To Menzel, the added responsibility is as natural as breathing. “I’ve always been a songwriter and, so, a storyteller. I really hear characters from a musical place. So I really feel I have a lot to contribute to the making of a musical.”

This show has been in her brain for a long time. About 15 years ago she approached Landau with an idea inspired by the true story of Julia Butterfly Hill, an activist who’s known for living in a California redwood tree to prevent its logging.

While Menzel wasn’t necessarily keen on telling a bio, the notion of a woman being a rule breaker and the power of nature struck her. It turned out that Landau, whose previous Broadway credits include the musical “SpongeBob SquarePants” and “Mother Play,” was cultivating her own concept involving a woman and trees.
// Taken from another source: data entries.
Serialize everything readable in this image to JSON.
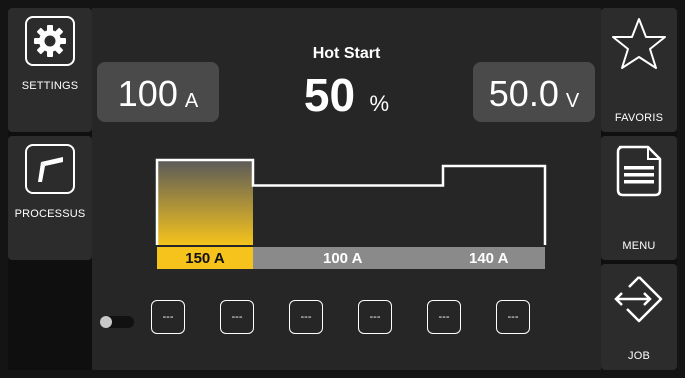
{
  "sidebar_left": {
    "settings_label": "SETTINGS",
    "process_label": "PROCESSUS"
  },
  "sidebar_right": {
    "favorites_label": "FAVORIS",
    "menu_label": "MENU",
    "job_label": "JOB"
  },
  "main": {
    "title": "Hot Start",
    "value": "50",
    "value_unit": "%",
    "current_box": {
      "value": "100",
      "unit": "A"
    },
    "voltage_box": {
      "value": "50.0",
      "unit": "V"
    },
    "segments": [
      {
        "label": "150 A",
        "level": 1.0
      },
      {
        "label": "100 A",
        "level": 0.7
      },
      {
        "label": "140 A",
        "level": 0.93
      }
    ],
    "presets": [
      "---",
      "---",
      "---",
      "---",
      "---",
      "---"
    ]
  },
  "colors": {
    "accent": "#f5c31c",
    "segment_grey": "#8a8a8a",
    "box": "#4a4a4a"
  }
}
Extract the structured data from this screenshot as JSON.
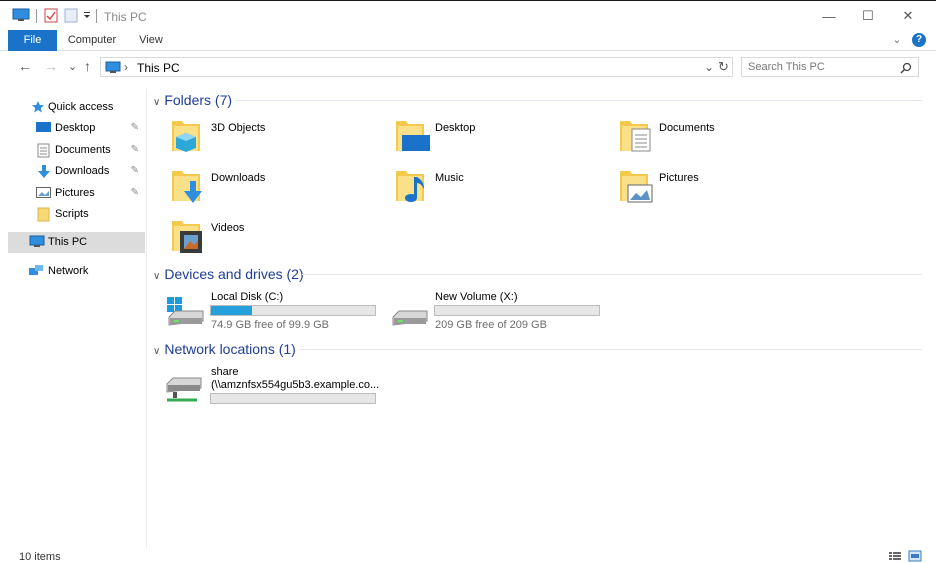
{
  "window": {
    "title": "This PC",
    "minimize": "—",
    "maximize": "☐",
    "close": "✕"
  },
  "ribbon": {
    "tabs": [
      "File",
      "Computer",
      "View"
    ],
    "expand": "⌄",
    "help": "?"
  },
  "address": {
    "back": "←",
    "forward": "→",
    "recent": "⌄",
    "up": "↑",
    "path": "This PC",
    "dropdown": "⌄",
    "refresh": "↻",
    "search_placeholder": "Search This PC"
  },
  "nav": {
    "quick_access": "Quick access",
    "items": [
      {
        "label": "Desktop",
        "pinned": true
      },
      {
        "label": "Documents",
        "pinned": true
      },
      {
        "label": "Downloads",
        "pinned": true
      },
      {
        "label": "Pictures",
        "pinned": true
      },
      {
        "label": "Scripts",
        "pinned": false
      }
    ],
    "this_pc": "This PC",
    "network": "Network"
  },
  "content": {
    "folders_header": "Folders (7)",
    "folders": [
      "3D Objects",
      "Desktop",
      "Documents",
      "Downloads",
      "Music",
      "Pictures",
      "Videos"
    ],
    "drives_header": "Devices and drives (2)",
    "drives": [
      {
        "name": "Local Disk (C:)",
        "free_text": "74.9 GB free of 99.9 GB",
        "used_fraction": 0.25
      },
      {
        "name": "New Volume (X:)",
        "free_text": "209 GB free of 209 GB",
        "used_fraction": 0.0
      }
    ],
    "network_header": "Network locations (1)",
    "network": [
      {
        "name": "share",
        "path": "(\\\\amznfsx554gu5b3.example.co...",
        "used_fraction": 0.0
      }
    ]
  },
  "status": {
    "items": "10 items"
  },
  "colors": {
    "accent": "#1a73c9",
    "section_header": "#1e3d96",
    "drive_bar": "#26a0da",
    "selection": "#dcdcdc"
  }
}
“We both had that in our minds and imaginations and hearts as a core image,” said Landau. “We worked on what we thought was an idea for a show for a little while, but our lives took us in different directions.”

Reunited at the start of the pandemic, they collaborated on the show that arrived on Broadway following a run a year ago at the La Jolla Playhouse.

“The first thing that drew me to this entire story was Hill’s bravery and her courage and her fortitude,” Menzel continued. “I wondered, ‘Would I be able to do something like that?’”

Menzel paused, then answered her own question. “I’ve been a fearful person and the glass-half-empty person in my life,” she said. “But I think it’s pretty courageous to do this show. It’s courageous to do any original show and tell a new story. You’re really putting yourself out there. So, I feel I can pat myself on the back for that.”